As for the objects I mostly just create them myself from scratch. It's easier then it looks once you get started. Get a reference of what you want and just start making it. And with filterforge you also will have a easy time giving your objects textures.

So the main thing I would recommend is getting filterforge if you already have photoshop. BUT wait for them to have a sale. I got the basic version 75% off.  Or else it's pretty expensive.

Everything thing else is just layers upon layers of items that all create what you see. 1 layer with cracks, 1 layer with dirt, one layer with slime etc.. Download the .psd I have linked in one of the other posts to see how I created this.

Oh and remember to check the turtorials here. Many of them are very good at getting your started.
And one last thing. A good little filter for creating your grid is this: Grid Generator
Hope that helps  :Smile:

----------


## cadric

btw  filterforge have a trial. So try that first and see if its something for you.

----------


## Jaxilon

Great job on the dungeon maps cadric, they look really good.

----------


## Harshmage

I'm actually going to use your level 1 map instead of my throw-together PyMapper version (which is honestly taking way too long due to layers not up to snuff).  Here's to you, and here's to the future Level 2!

----------


## Pingomannen

Hey again. Just stopping in to see if you have worked more on the level 2 map? By the looks of it, you have probably canceled the project for more intersstig work, bur I thought I'd just give it a shot.

Cheers!

----------


## cadric

I haven't canceled the project. I'm just horrible slow  :Smile: 
However.. Good news everyone..
I can almost promise it will done before sunday...(If its not, then don't hate me..heh.)
I finished level 2 last week except for doors and a few stairs. Other then that area 1 to 19 is all done.

----------


## cadric

So I'm almost done. All area's have been furnished and finished. Including area 19  :Very Happy: 

What is left to do on level 2 is doors mostly. Might be some cleaning up to do or extra small details to add.

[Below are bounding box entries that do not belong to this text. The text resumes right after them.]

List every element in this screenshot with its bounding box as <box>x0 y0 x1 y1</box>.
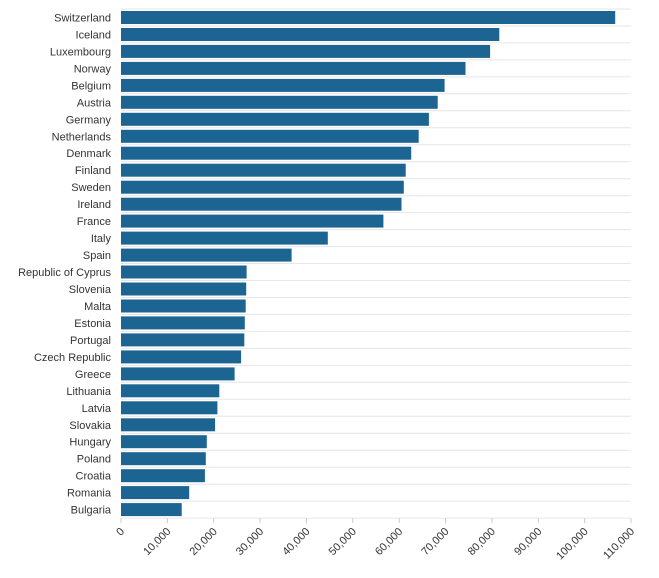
bar-slovakia[interactable] <box>121 418 216 432</box>
x-tick-label: 50,000 <box>327 526 359 558</box>
category-label: Netherlands <box>52 131 112 143</box>
x-tick-label: 30,000 <box>234 526 266 558</box>
bar-germany[interactable] <box>121 112 429 126</box>
category-label: Estonia <box>74 318 112 330</box>
category-labels: Switzerland Iceland Luxembourg Norway Belgiu… <box>18 13 112 517</box>
category-label: Romania <box>67 488 112 500</box>
category-label: Malta <box>84 301 112 313</box>
bar-estonia[interactable] <box>121 316 245 330</box>
bar-latvia[interactable] <box>121 401 218 415</box>
bar-spain[interactable] <box>121 248 292 262</box>
category-label: Iceland <box>76 30 111 42</box>
bar-slovenia[interactable] <box>121 282 247 296</box>
x-tick-label: 110,000 <box>601 526 637 562</box>
bar-lithuania[interactable] <box>121 384 220 398</box>
bar-bulgaria[interactable] <box>121 503 182 517</box>
x-axis-tick-labels: 0 10,000 20,000 30,000 40,000 50,000 60,000 70,… <box>114 526 637 563</box>
category-label: Spain <box>83 250 111 262</box>
x-tick-label: 10,000 <box>141 526 173 558</box>
category-label: Germany <box>66 114 112 126</box>
category-label: Slovakia <box>69 420 111 432</box>
category-label: Latvia <box>82 403 112 415</box>
category-label: Belgium <box>71 80 111 92</box>
bar-croatia[interactable] <box>121 469 205 483</box>
bar-luxembourg[interactable] <box>121 44 491 58</box>
category-label: Hungary <box>69 437 111 449</box>
category-label: Czech Republic <box>34 352 112 364</box>
bar-malta[interactable] <box>121 299 246 313</box>
bar-ireland[interactable] <box>121 197 402 211</box>
bar-sweden[interactable] <box>121 180 404 194</box>
bar-austria[interactable] <box>121 95 438 109</box>
category-label: Ireland <box>77 199 111 211</box>
bar-finland[interactable] <box>121 163 406 177</box>
bar-italy[interactable] <box>121 231 328 245</box>
category-label: Poland <box>77 454 111 466</box>
category-label: Luxembourg <box>50 46 111 58</box>
bar-belgium[interactable] <box>121 78 445 92</box>
category-label: Finland <box>75 165 111 177</box>
category-label: France <box>77 216 111 228</box>
x-tick-label: 90,000 <box>512 526 544 558</box>
category-label: Bulgaria <box>71 505 112 517</box>
category-label: Lithuania <box>66 386 112 398</box>
category-label: Greece <box>75 369 111 381</box>
category-label: Republic of Cyprus <box>18 267 111 279</box>
category-label: Italy <box>91 233 112 245</box>
x-tick-label: 100,000 <box>554 526 591 563</box>
category-label: Norway <box>74 63 112 75</box>
grid-layer <box>120 8 632 524</box>
category-label: Portugal <box>70 335 111 347</box>
x-tick-label: 80,000 <box>466 526 498 558</box>
bar-romania[interactable] <box>121 486 190 500</box>
bar-switzerland[interactable] <box>121 11 616 24</box>
bar-netherlands[interactable] <box>121 129 419 143</box>
x-tick-label: 60,000 <box>373 526 405 558</box>
category-label: Sweden <box>71 182 111 194</box>
category-label: Slovenia <box>69 284 112 296</box>
category-label: Croatia <box>76 471 112 483</box>
bar-greece[interactable] <box>121 367 235 381</box>
x-tick-label: 20,000 <box>188 526 220 558</box>
category-label: Switzerland <box>54 13 111 25</box>
bar-hungary[interactable] <box>121 435 207 449</box>
x-tick-label: 70,000 <box>419 526 451 558</box>
bar-denmark[interactable] <box>121 146 412 160</box>
bar-czech-republic[interactable] <box>121 350 242 364</box>
bar-layer <box>121 11 616 517</box>
category-label: Denmark <box>66 148 111 160</box>
bar-poland[interactable] <box>121 452 206 466</box>
bar-republic-of-cyprus[interactable] <box>121 265 247 279</box>
x-tick-label: 40,000 <box>280 526 312 558</box>
x-tick-label: 0 <box>114 526 127 539</box>
bar-portugal[interactable] <box>121 333 245 347</box>
category-label: Austria <box>77 97 112 109</box>
bar-france[interactable] <box>121 214 384 228</box>
bar-norway[interactable] <box>121 61 466 75</box>
bar-iceland[interactable] <box>121 28 500 41</box>
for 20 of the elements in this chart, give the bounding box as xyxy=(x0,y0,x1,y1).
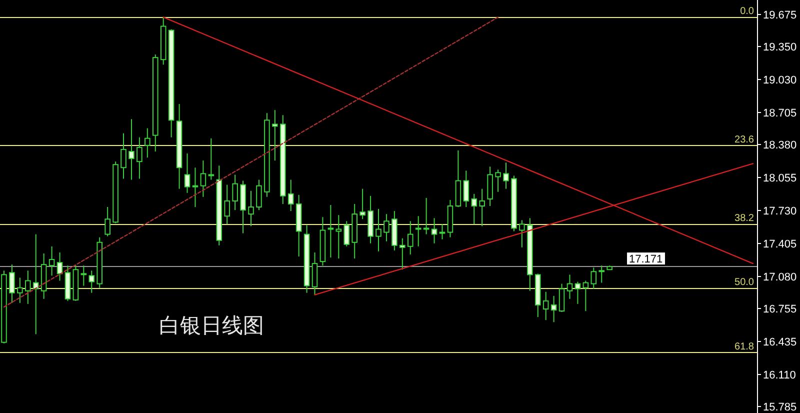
annotation: 23.6 xyxy=(734,134,754,146)
y-tick-label: 17.405 xyxy=(763,238,797,250)
y-tick-label: 18.380 xyxy=(763,140,797,152)
annotation: 61.8 xyxy=(734,341,754,352)
y-tick-label: 17.080 xyxy=(763,272,797,284)
annotation: 0.0 xyxy=(740,6,754,18)
text: 白银日线图 xyxy=(158,314,264,338)
y-tick-label: 19.350 xyxy=(763,42,797,54)
y-tick-label: 17.730 xyxy=(763,206,797,218)
y-tick-label: 18.705 xyxy=(763,108,797,120)
annotation: 50.0 xyxy=(734,276,754,288)
y-tick-label: 16.755 xyxy=(763,304,797,316)
ref-labels: 17.171 xyxy=(627,252,665,266)
annotation: 38.2 xyxy=(734,213,754,224)
y-tick-label: 19.030 xyxy=(763,74,797,86)
y-tick-label: 18.055 xyxy=(763,172,797,184)
y-tick-label: 19.675 xyxy=(763,10,797,22)
y-tick-label: 16.435 xyxy=(763,336,797,348)
y-tick-label: 16.110 xyxy=(763,370,796,382)
y-tick-label: 15.785 xyxy=(763,402,797,413)
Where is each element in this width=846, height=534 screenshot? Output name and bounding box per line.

And sorry about the delay. I'm only working on this when I really feel like it  :Smile: 

Anyway here is a preview of the almost done lvl 2.

----------


## Pingomannen

That is great news Cadric  :Very Happy:  I'm running Keep on the Shadowfell right now using your beutiful maps, and the party have just entered the first level of the keep. Keep up the good work, pun intended, and I hope you continue with Thundeerspire labyrinth next  :Wink:

----------


## cadric

Updated. Look below

----------


## cadric

Finished concept for lvl 1 and 2.

So the map is done.
What is left to do now is to make a few different versions..
A printer friendly version and one without doors (for programs like maptools)
HQ png version. Also need to check and upload all psd's so people can get them.
And ofcource a finished post..  :Smile: 

I hope you will enjoy the map.
Next up, Thunderspire Layrinth.. Which will be done in a few years, if keep my current rate with mapmaking..hehe

----------


## ravells

That is seriously well done. Impressive work, Cadric!!! Rep coming.

----------